Thursday, April 2, 2015

Yemen, a living catastrophe

Depicting the slight of hope for Yemen, by Yemeni cartoonist, Rashad Al Same'i.




From where to begin. My head has been spinning around as the situation in Yemen, for my family, friends and all, has been worsening beyond anyone's imagination.

Before this War, if you have asked anyone who lived in Yemen for only 24 hours would have told you how life is extremely difficult in the country. Today's War is absolutely making an enormous destruction – as if War can happen to be fair.

My silence for the past week is because I couldn't handle the news, I couldn't blog because the conflict is very complex; it's basically a civil war and regional war combined. The amount of misleading information and fabrication by all sides is beyond my blogging skills. Instigating violence, hatred, antagonism, divisions are among the many ways the media is dealing with the War in Yemen currently. Truth is definitely lost at this stage. One thing is certain, though, that is Yemen is midst a humanitarian catastrophe.

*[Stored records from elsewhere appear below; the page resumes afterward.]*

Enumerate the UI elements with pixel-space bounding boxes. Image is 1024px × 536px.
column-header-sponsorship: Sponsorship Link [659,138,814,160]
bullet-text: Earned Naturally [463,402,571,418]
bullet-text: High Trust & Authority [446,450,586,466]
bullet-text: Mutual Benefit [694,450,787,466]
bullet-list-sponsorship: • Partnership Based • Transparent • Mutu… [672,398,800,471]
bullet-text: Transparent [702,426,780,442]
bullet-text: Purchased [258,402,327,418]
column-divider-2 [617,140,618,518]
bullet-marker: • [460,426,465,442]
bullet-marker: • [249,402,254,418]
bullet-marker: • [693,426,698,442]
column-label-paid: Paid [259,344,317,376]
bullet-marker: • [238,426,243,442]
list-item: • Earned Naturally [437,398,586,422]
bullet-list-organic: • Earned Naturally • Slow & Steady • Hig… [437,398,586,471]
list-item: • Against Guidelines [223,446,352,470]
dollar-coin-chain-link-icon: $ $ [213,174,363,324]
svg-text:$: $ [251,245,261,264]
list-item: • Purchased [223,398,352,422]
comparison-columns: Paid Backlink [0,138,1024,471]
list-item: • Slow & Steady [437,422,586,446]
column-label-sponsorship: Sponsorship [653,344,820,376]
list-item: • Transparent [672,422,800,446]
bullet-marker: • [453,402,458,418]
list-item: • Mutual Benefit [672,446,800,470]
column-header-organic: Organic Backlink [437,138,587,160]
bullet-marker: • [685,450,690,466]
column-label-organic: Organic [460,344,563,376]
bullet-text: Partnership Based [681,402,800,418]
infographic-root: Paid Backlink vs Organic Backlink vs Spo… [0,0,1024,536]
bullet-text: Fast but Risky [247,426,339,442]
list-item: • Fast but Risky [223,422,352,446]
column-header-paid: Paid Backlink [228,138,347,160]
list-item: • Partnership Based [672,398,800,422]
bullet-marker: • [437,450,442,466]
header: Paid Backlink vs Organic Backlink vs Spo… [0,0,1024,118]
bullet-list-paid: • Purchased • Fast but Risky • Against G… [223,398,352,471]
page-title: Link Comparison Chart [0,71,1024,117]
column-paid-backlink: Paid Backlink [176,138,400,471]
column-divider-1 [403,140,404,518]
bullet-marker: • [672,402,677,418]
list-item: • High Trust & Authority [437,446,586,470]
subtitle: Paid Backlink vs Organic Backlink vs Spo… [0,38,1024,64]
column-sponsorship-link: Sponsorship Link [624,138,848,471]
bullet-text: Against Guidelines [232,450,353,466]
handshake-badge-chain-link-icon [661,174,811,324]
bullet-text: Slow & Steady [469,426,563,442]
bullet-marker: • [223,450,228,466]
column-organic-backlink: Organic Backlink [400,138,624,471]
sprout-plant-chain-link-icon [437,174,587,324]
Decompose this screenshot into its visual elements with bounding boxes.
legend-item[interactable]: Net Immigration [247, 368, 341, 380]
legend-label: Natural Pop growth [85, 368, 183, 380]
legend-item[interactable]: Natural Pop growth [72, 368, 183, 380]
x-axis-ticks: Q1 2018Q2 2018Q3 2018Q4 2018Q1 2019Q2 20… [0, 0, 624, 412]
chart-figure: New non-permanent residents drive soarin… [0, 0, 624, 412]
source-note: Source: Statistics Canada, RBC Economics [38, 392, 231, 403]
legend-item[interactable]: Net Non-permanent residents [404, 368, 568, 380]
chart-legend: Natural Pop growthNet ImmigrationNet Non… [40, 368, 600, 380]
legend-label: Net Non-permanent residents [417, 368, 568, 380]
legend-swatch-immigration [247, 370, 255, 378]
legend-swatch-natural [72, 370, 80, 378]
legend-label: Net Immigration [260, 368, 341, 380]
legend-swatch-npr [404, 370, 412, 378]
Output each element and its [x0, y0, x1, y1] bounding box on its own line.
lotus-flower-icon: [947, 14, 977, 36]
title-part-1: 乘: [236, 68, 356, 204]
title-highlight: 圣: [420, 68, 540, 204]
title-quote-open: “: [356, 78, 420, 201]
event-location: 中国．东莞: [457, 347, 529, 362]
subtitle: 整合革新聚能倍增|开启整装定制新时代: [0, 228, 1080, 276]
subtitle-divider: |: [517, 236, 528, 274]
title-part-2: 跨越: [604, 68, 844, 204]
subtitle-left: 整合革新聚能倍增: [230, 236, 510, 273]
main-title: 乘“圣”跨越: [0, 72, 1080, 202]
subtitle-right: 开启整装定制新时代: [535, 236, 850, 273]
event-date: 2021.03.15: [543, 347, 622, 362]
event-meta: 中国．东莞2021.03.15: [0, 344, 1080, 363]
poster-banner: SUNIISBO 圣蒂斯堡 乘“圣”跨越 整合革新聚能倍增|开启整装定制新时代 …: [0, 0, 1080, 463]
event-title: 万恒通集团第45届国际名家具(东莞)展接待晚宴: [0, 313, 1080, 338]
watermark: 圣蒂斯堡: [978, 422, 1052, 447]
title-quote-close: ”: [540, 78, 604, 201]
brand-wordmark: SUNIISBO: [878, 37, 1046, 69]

Nearly 100 civilians have been killed and 364 wounded in around five Yemeni cities in the past week, and the death toll is on the rise. More children have died in the last week because of bombings and street fighting than in the whole of 2014. Around 4916 Yemeni citizens stranded at international airports since the beginning of the Saudi-led air strikesMore than two dozen people in al-Mazraq camp were killed in an apparent air strike by the Saudi-led coalitionMore than 550 injured received by the Doctors Without Borders since the clashes started in Aden on March 19. The armed clashes are expanding –foreign troops reportedly arrive to Aden today–  and the death toll is rising as I write this post. The humanitarian situation is worsening day after day and the water scarcity is its forgotten conflict; half of Yemen's population, 13 million, struggle daily to find or buy enough clean water to drink or grow food.


I detest the War and violence – who doesn't? the Saudi-led air strikes are an aggression by all means which all Yemen's politicians take responsibility for, as well. Current aggression is a continuation of the Houthi-Saleh's coalition's aggression which began in 21st of September last year, when they carried out a coup against Hadi's regime. That must be said not to justify today's violence but rather to put things into its context. Moreover, the conflict is not Yemen vs. Saudi & Arab States, it's rather all of them against Yemeni people who are being suffocated, bombarded, attacked, killed inside the country, & who are outside the country displaced and stranded at airports and heartbroken for their loved ones inside Yemen.

The War was inevitable considering how our bastard politicians underestimated peace and stability for their own people.

I fear that the War will prolong for awhile and I see that only a miracle can save us from the Syrian, Libyan & Iraqi scenario.

While I pray for all Yemenis to be safe, I pray for an immediate political resolution done by a third party, wise, responsible mediator.